American journalist (born 1961)

Melissa Block (born December 28, 1961) is an American radio host and journalist. She co-hosted NPR's All Things Considered news program from 2003 until August 14, 2015. In August 2015 she became a Special Correspondent for NPR, responsible for detailed profiles of newsworthy figures, and long-form stories and series on topical issues. She retired from NPR in 2023.

==Biography==
Melissa Block was born December 28, 1961. She graduated from Radcliffe College, Harvard University and was a Fulbright Scholar at the University of Geneva.

She began her NPR career in 1985 as an editorial assistant for All Things Considered and rose to become the show's senior producer. From 1994 to 2002, she was a New York reporter and correspondent for NPR. Her reporting after the September 11 attacks helped earn NPR a Peabody Award in 2001.

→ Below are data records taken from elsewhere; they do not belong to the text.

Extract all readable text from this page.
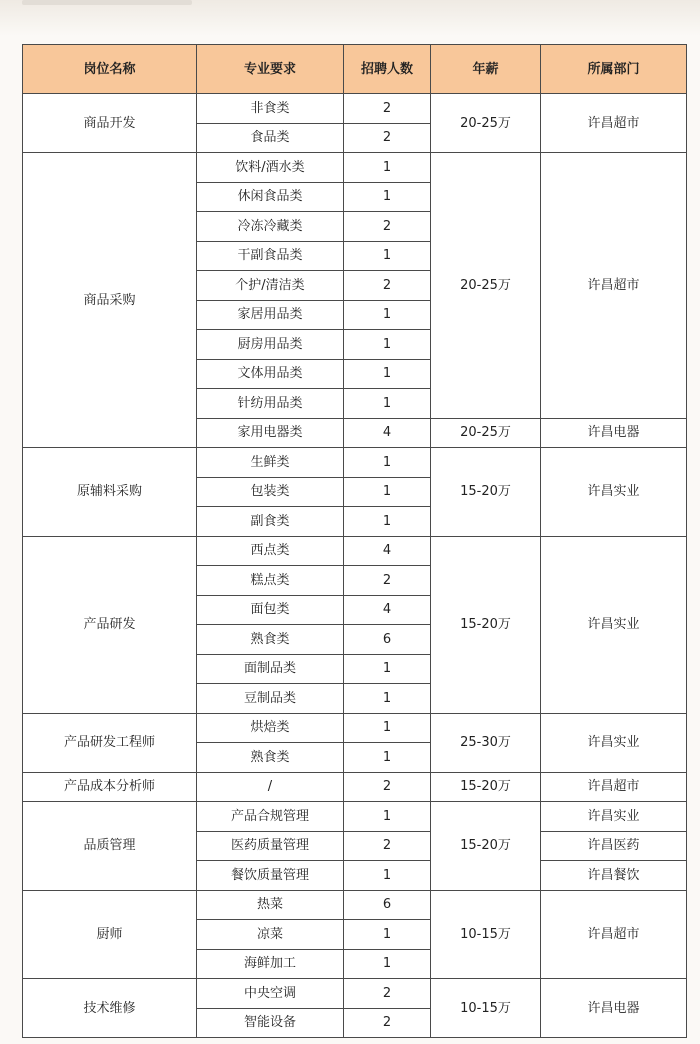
岗位名称	专业要求	招聘人数	年薪	所属部门
商品开发	非食类	2	20-25万	许昌超市
	食品类	2		
商品采购	饮料/酒水类	1	20-25万	许昌超市
	休闲食品类	1		
	冷冻冷藏类	2		
	干副食品类	1		
	个护/清洁类	2		
	家居用品类	1		
	厨房用品类	1		
	文体用品类	1		
	针纺用品类	1		
	家用电器类	4	20-25万	许昌电器
原辅料采购	生鲜类	1	15-20万	许昌实业
	包装类	1		
	副食类	1		
产品研发	西点类	4	15-20万	许昌实业
	糕点类	2		
	面包类	4		
	熟食类	6		
	面制品类	1		
	豆制品类	1		
产品研发工程师	烘焙类	1	25-30万	许昌实业
	熟食类	1		
产品成本分析师	/	2	15-20万	许昌超市
品质管理	产品合规管理	1	15-20万	许昌实业
	医药质量管理	2		许昌医药
	餐饮质量管理	1		许昌餐饮
厨师	热菜	6	10-15万	许昌超市
	凉菜	1		
	海鲜加工	1		
技术维修	中央空调	2	10-15万	许昌电器
	智能设备	2		
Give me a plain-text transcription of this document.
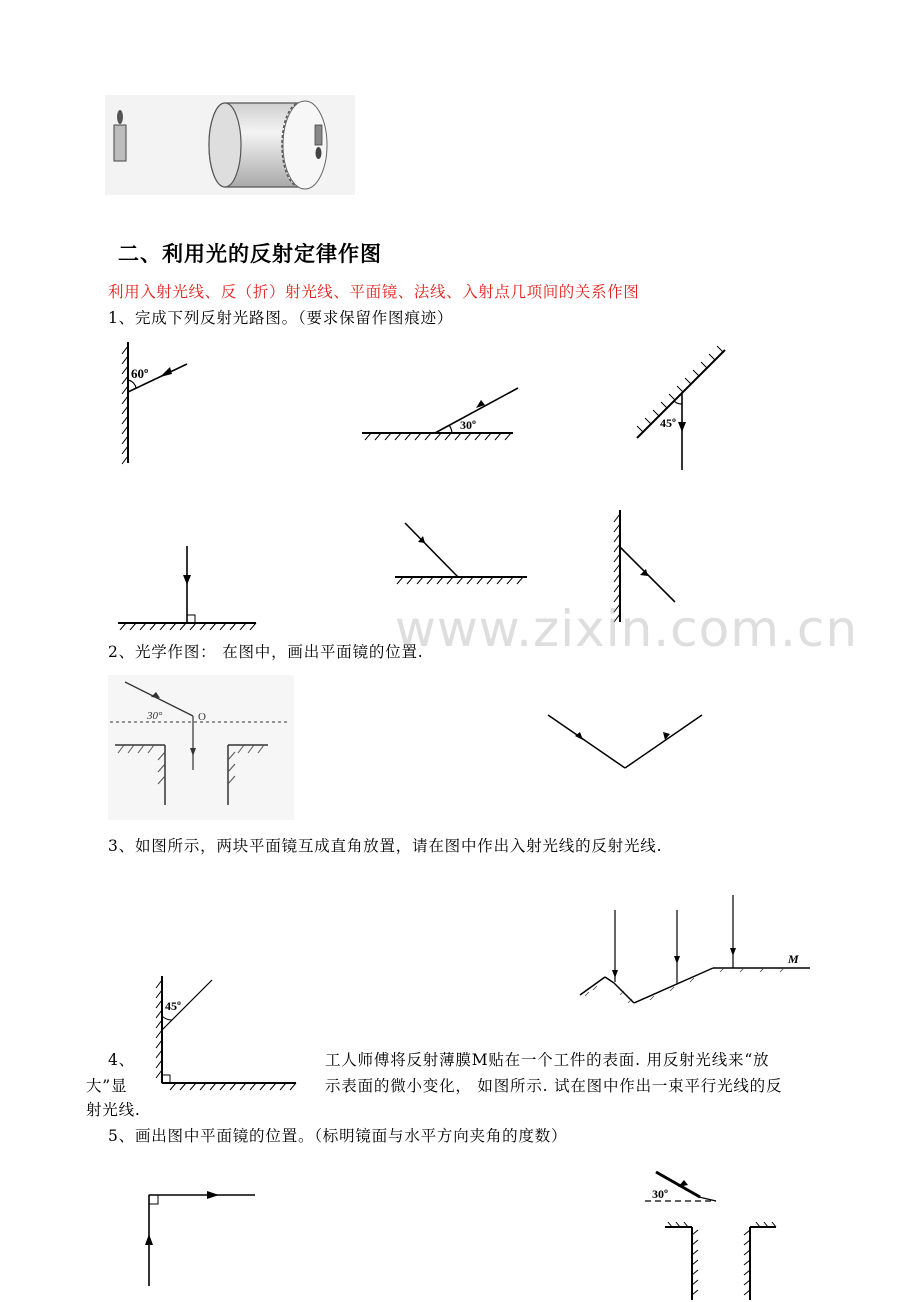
二、利用光的反射定律作图
利用入射光线、反（折）射光线、平面镜、法线、入射点几项间的关系作图
1、完成下列反射光路图。（要求保留作图痕迹）
60º
30º	45º
2、光学作图： 在图中，画出平面镜的位置.
30°	O
3、如图所示，两块平面镜互成直角放置，请在图中作出入射光线的反射光线.
45º
M
4、	工人师傅将反射薄膜M贴在一个工件的表面. 用反射光线来“放
大”显	示表面的微小变化， 如图所示. 试在图中作出一束平行光线的反
射光线.
5、画出图中平面镜的位置。（标明镜面与水平方向夹角的度数）
30º
www.zixin.com.cn
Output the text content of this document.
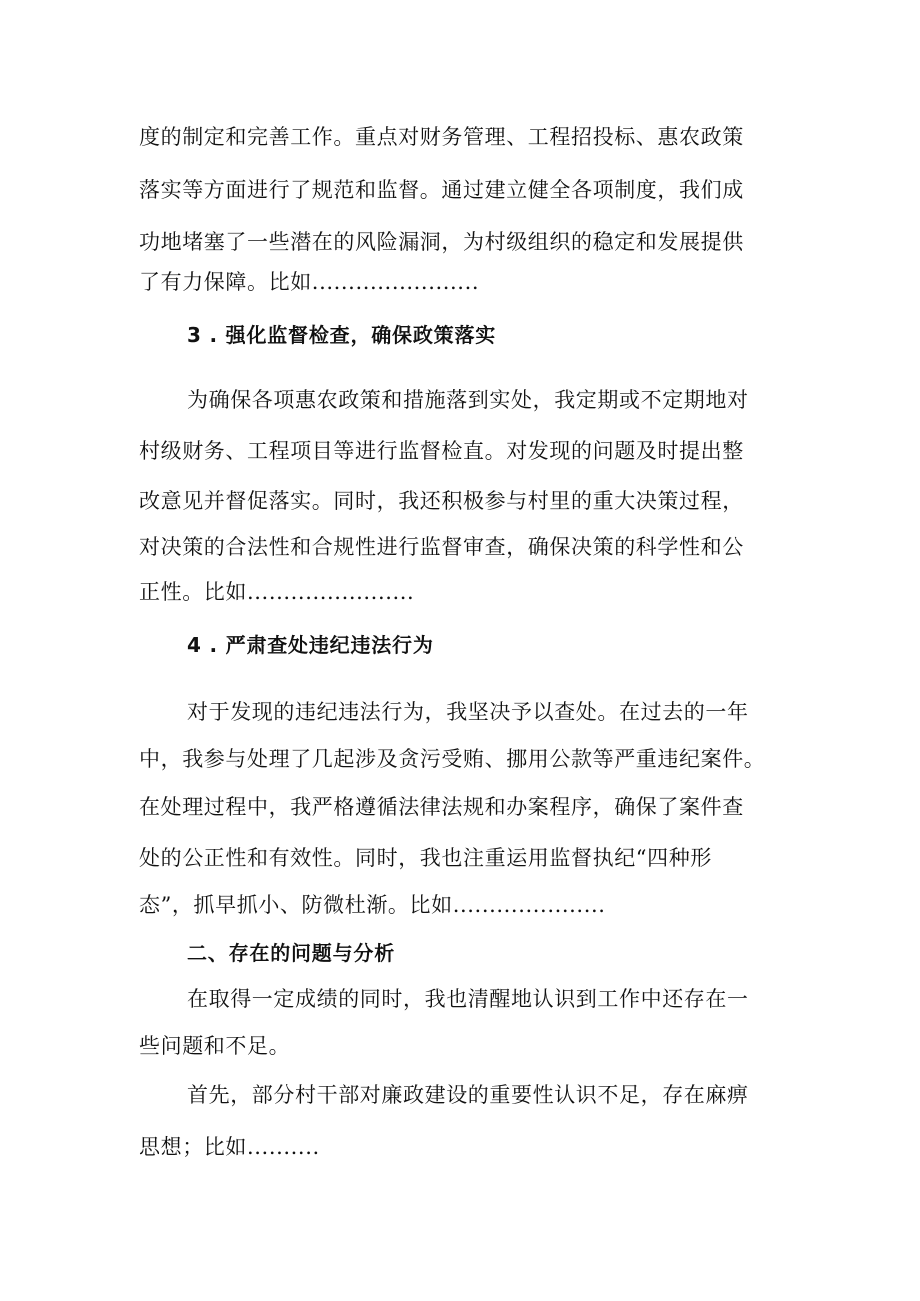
度的制定和完善工作。重点对财务管理、工程招投标、惠农政策
落实等方面进行了规范和监督。通过建立健全各项制度，我们成
功地堵塞了一些潜在的风险漏洞，为村级组织的稳定和发展提供
了有力保障。比如.......................
3 . 强化监督检查，确保政策落实
为确保各项惠农政策和措施落到实处，我定期或不定期地对
村级财务、工程项目等进行监督检直。对发现的问题及时提出整
改意见并督促落实。同时，我还积极参与村里的重大决策过程，
对决策的合法性和合规性进行监督审查，确保决策的科学性和公
正性。比如.......................
4 . 严肃查处违纪违法行为
对于发现的违纪违法行为，我坚决予以查处。在过去的一年
中，我参与处理了几起涉及贪污受贿、挪用公款等严重违纪案件。
在处理过程中，我严格遵循法律法规和办案程序，确保了案件查
处的公正性和有效性。同时，我也注重运用监督执纪“四种形
态”，抓早抓小、防微杜渐。比如.....................
二、存在的问题与分析
在取得一定成绩的同时，我也清醒地认识到工作中还存在一
些问题和不足。
首先，部分村干部对廉政建设的重要性认识不足，存在麻痹
思想；比如..........
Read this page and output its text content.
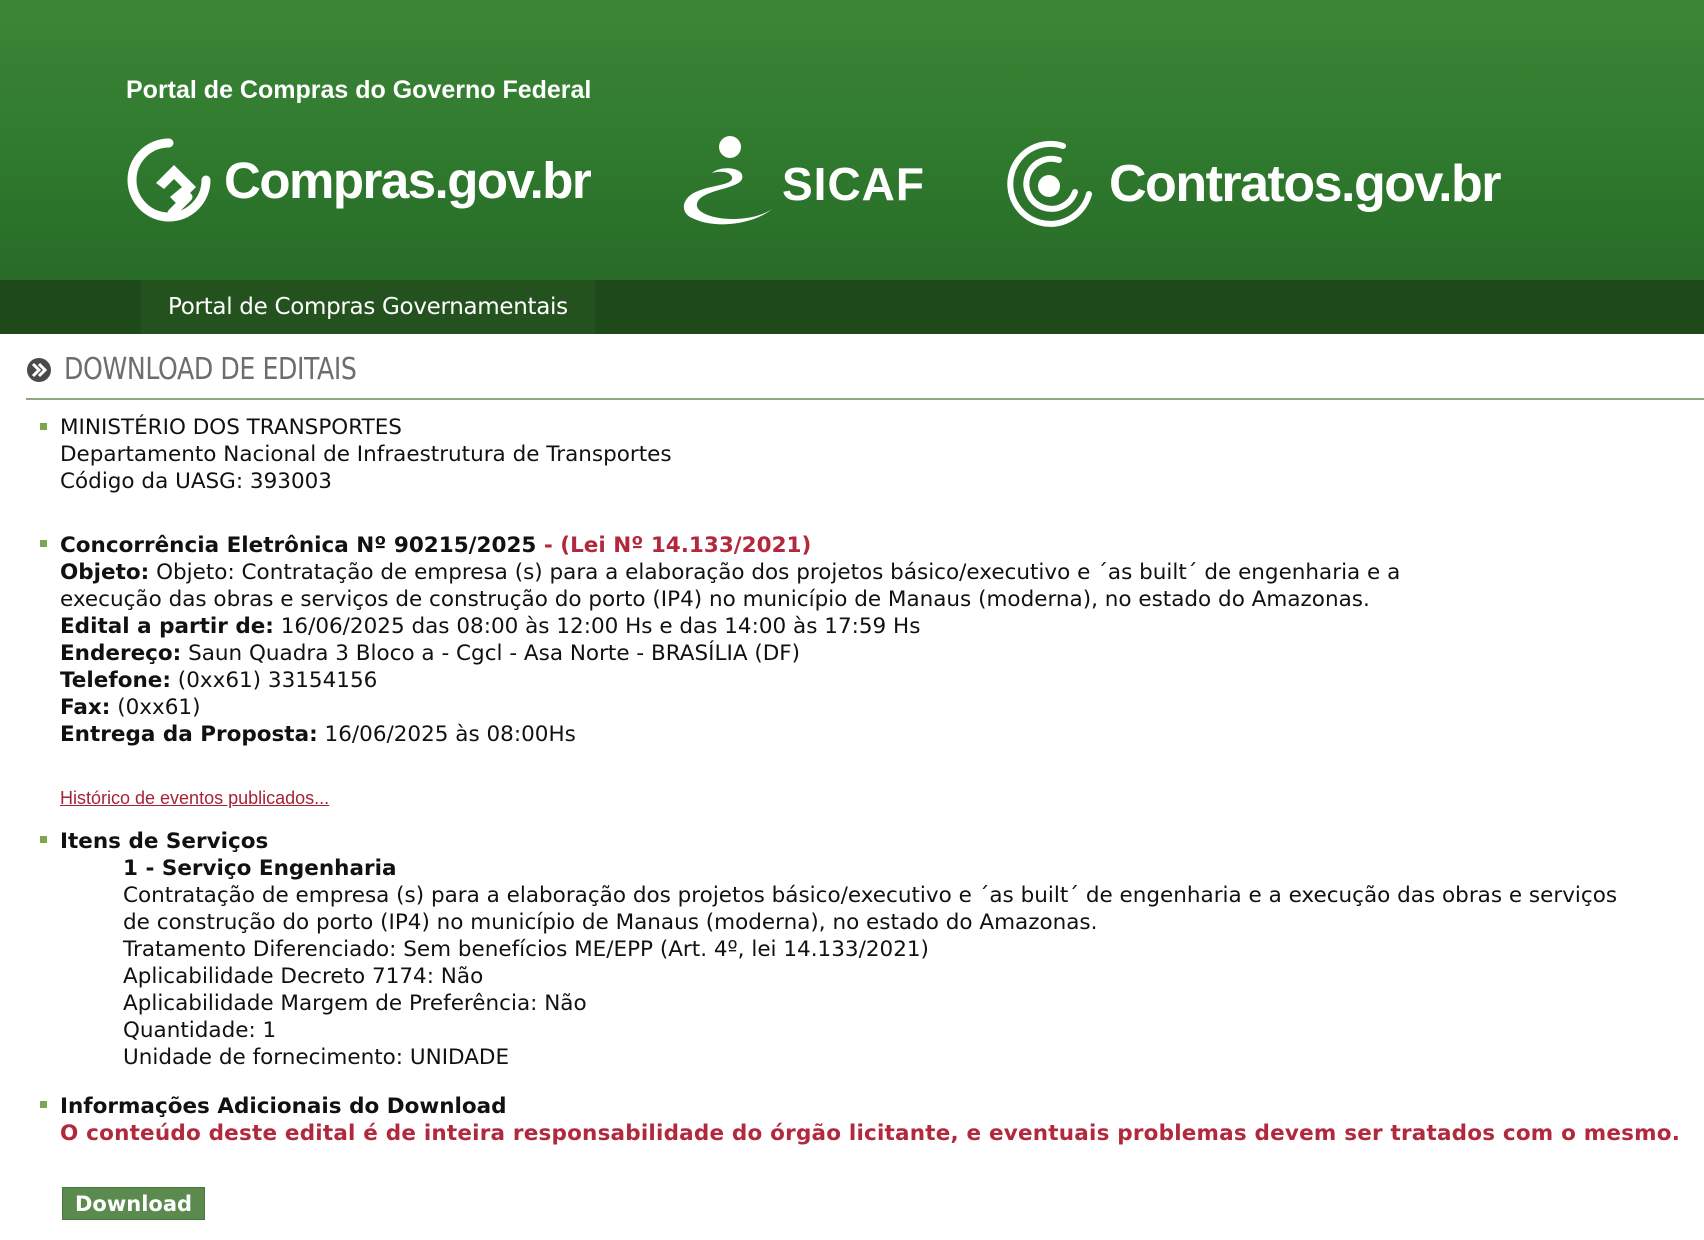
Portal de Compras do Governo Federal
Compras.gov.br	SICAF	Contratos.gov.br
Portal de Compras Governamentais
DOWNLOAD DE EDITAIS
MINISTÉRIO DOS TRANSPORTES
Departamento Nacional de Infraestrutura de Transportes
Código da UASG: 393003
Concorrência Eletrônica Nº 90215/2025 - (Lei Nº 14.133/2021)
Objeto: Objeto: Contratação de empresa (s) para a elaboração dos projetos básico/executivo e ´as built´ de engenharia e a
execução das obras e serviços de construção do porto (IP4) no município de Manaus (moderna), no estado do Amazonas.
Edital a partir de: 16/06/2025 das 08:00 às 12:00 Hs e das 14:00 às 17:59 Hs
Endereço: Saun Quadra 3 Bloco a - Cgcl - Asa Norte - BRASÍLIA (DF)
Telefone: (0xx61) 33154156
Fax: (0xx61)
Entrega da Proposta: 16/06/2025 às 08:00Hs
Histórico de eventos publicados...
Itens de Serviços
1 - Serviço Engenharia
Contratação de empresa (s) para a elaboração dos projetos básico/executivo e ´as built´ de engenharia e a execução das obras e serviços
de construção do porto (IP4) no município de Manaus (moderna), no estado do Amazonas.
Tratamento Diferenciado: Sem benefícios ME/EPP (Art. 4º, lei 14.133/2021)
Aplicabilidade Decreto 7174: Não
Aplicabilidade Margem de Preferência: Não
Quantidade: 1
Unidade de fornecimento: UNIDADE
Informações Adicionais do Download
O conteúdo deste edital é de inteira responsabilidade do órgão licitante, e eventuais problemas devem ser tratados com o mesmo.
Download
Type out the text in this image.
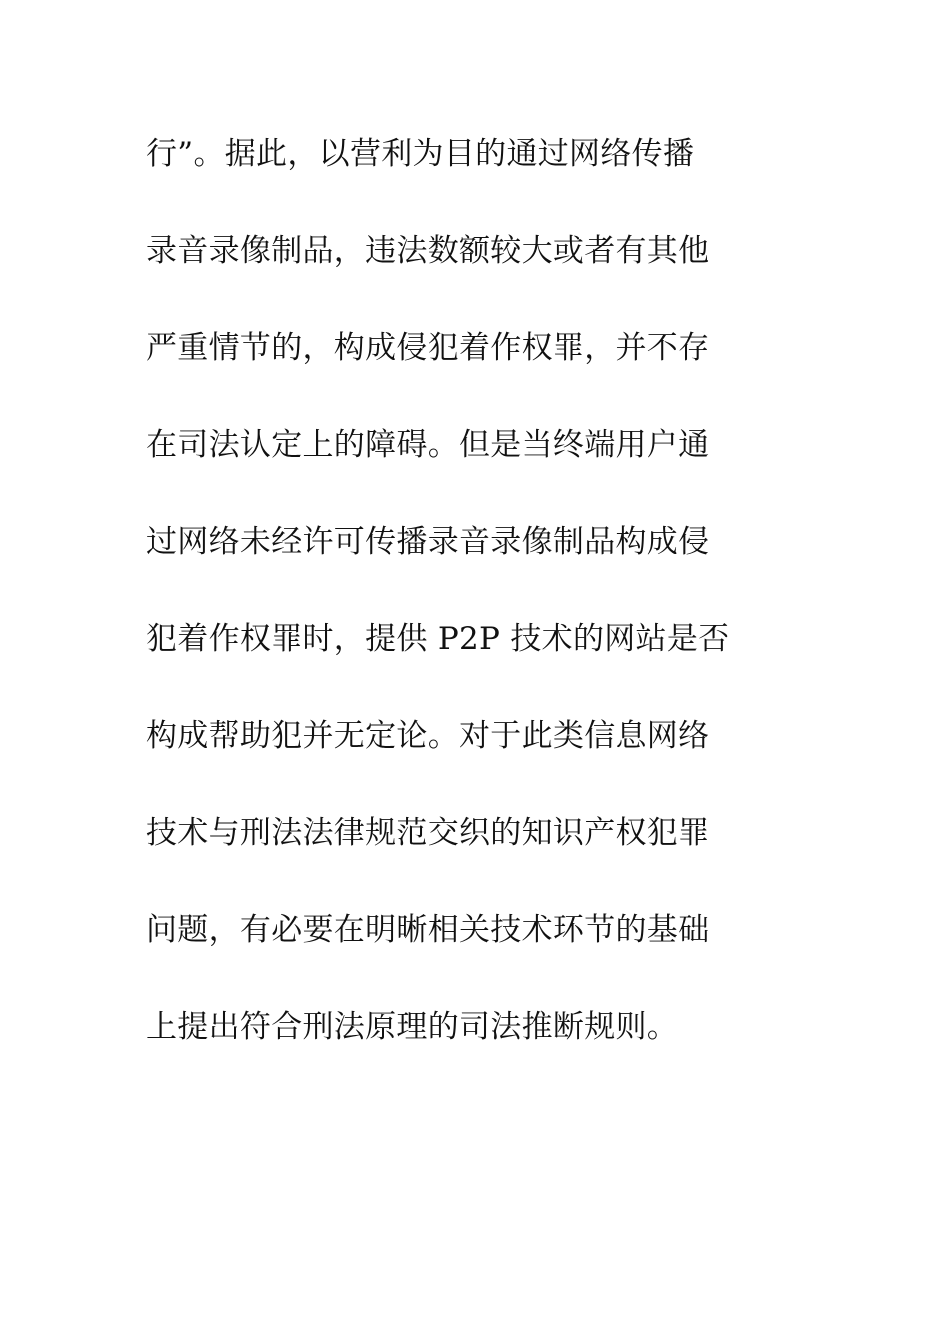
行”。据此，以营利为目的通过网络传播
录音录像制品，违法数额较大或者有其他
严重情节的，构成侵犯着作权罪，并不存
在司法认定上的障碍。但是当终端用户通
过网络未经许可传播录音录像制品构成侵
犯着作权罪时，提供 P2P 技术的网站是否
构成帮助犯并无定论。对于此类信息网络
技术与刑法法律规范交织的知识产权犯罪
问题，有必要在明晰相关技术环节的基础
上提出符合刑法原理的司法推断规则。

In 2008, Block was recording an interview in Chengdu, China, when the area was struck by a 7.9 magnitude earthquake. Her earthquake coverage earned her a Peabody Award, a duPont-Columbia Award, a National Headliner Award, and the Society of Professional Journalists' Sigma Delta Chi Award. Her coverage of the 9/11 terrorist attacks earned NPR a George Foster Peabody Award. Also, her reporting from Kosovo in 1999 for NPR won an Overseas Press Club Award.